A key overhang for markets is the wide division within the US Federal Reserve over a December rate cut. Fed Presidents John Williams (New York) and Mary Daly (San Francisco) have argued that weak demand, softer hiring, and tightening credit conditions may justify an “insurance cut.” Despite the end of the government shutdown, other Fed officials warn that available inflation data is still too limited to warrant an easing. A more apparent bias may surface after the Fed ends quantitative easing on December 1.
GBP/USD has recovered to a range of 1.31-1.32 after bottoming at 1.30 on November 5. The UK Autumn Budget, scheduled for November 26, differs from the 2022 mini-budget crisis. Chancellor Rachel Reeves has avoided a Truss-style rupture by signalling fiscal responsibility, such as keeping the Office for Budget Responsibility (OBR) engaged. Nonetheless, the Budget remains a serious challenge due to the unforgiving math: weak economic growth, high debt servicing costs, and Reeves’ self-imposed fiscal rules leave little scope to deliver public services and support economic growth without tax increases that risk dampening demand.
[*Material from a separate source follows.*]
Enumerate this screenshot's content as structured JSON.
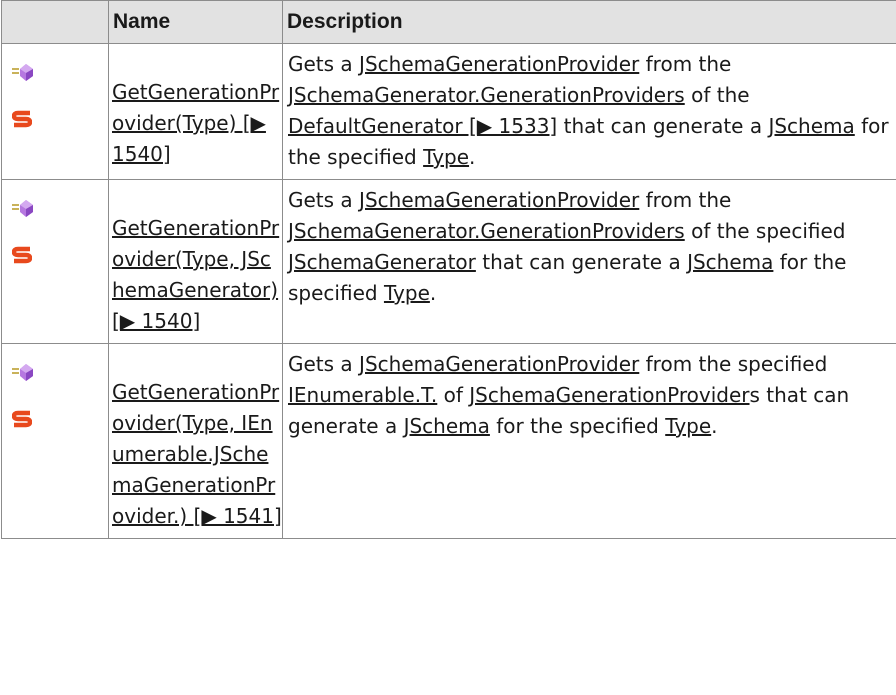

Reeves need to recognise that blaming the past will not restore confidence and that markets like chancellors who act like stewards – predictable, accountable, and strategic in managing constraints. The IMF has already recommended more flexible fiscal rules for a weak-growth and high-interest-rate-cost environment.
USD/JPY’s rise stalled around 155 last week, capped after Japanese Finance Minister Satsuki Katayama warned that the negative effects of a weak JPY now outweigh its benefits. However, Katayama announced on Sunday that the Takaichi coalition government will submit an economic stimulus package of at least JPY17trn (USD110bn) to cushion living-cost pressures and accelerate investments in sectors such as AI and semiconductors. Funding concerns have pushed JGB yields higher, which in turn have supported USD/JPY. Approval of the package at the Diet on November 21 is not guaranteed. The LDP-Inshin coalition lacks a majority in both chambers, making support from the opposition Democratic Party for the People (DPP) essential. The direction of USD/JPY also hinges on Thursday’s US NFP report, where a softer-than-expected print could reinforce expectations for a December Fed cut and weigh on the USD, while a stronger outcome would have the opposite effect.
USD/CHF declined 1.4% to 0.7940 after the US agreed to reduce tariffs on Swiss goods to 15% from 29%. In exchange, Switzerland pledged to invest USD200bn into the US by 2028, of which USD67bn will be delivered in 2026. SNB officials signalled that the policy rate will remain unchanged at 0% in December, arguing that inflation will rise in the coming quarters while staying within the 0-2% target range. With the SNB ruling out negative rates, markets remain vigilant for FX interventions, especially with EUR/CHF at the year’s lows near 0.92 and USD/CHF below 0.80.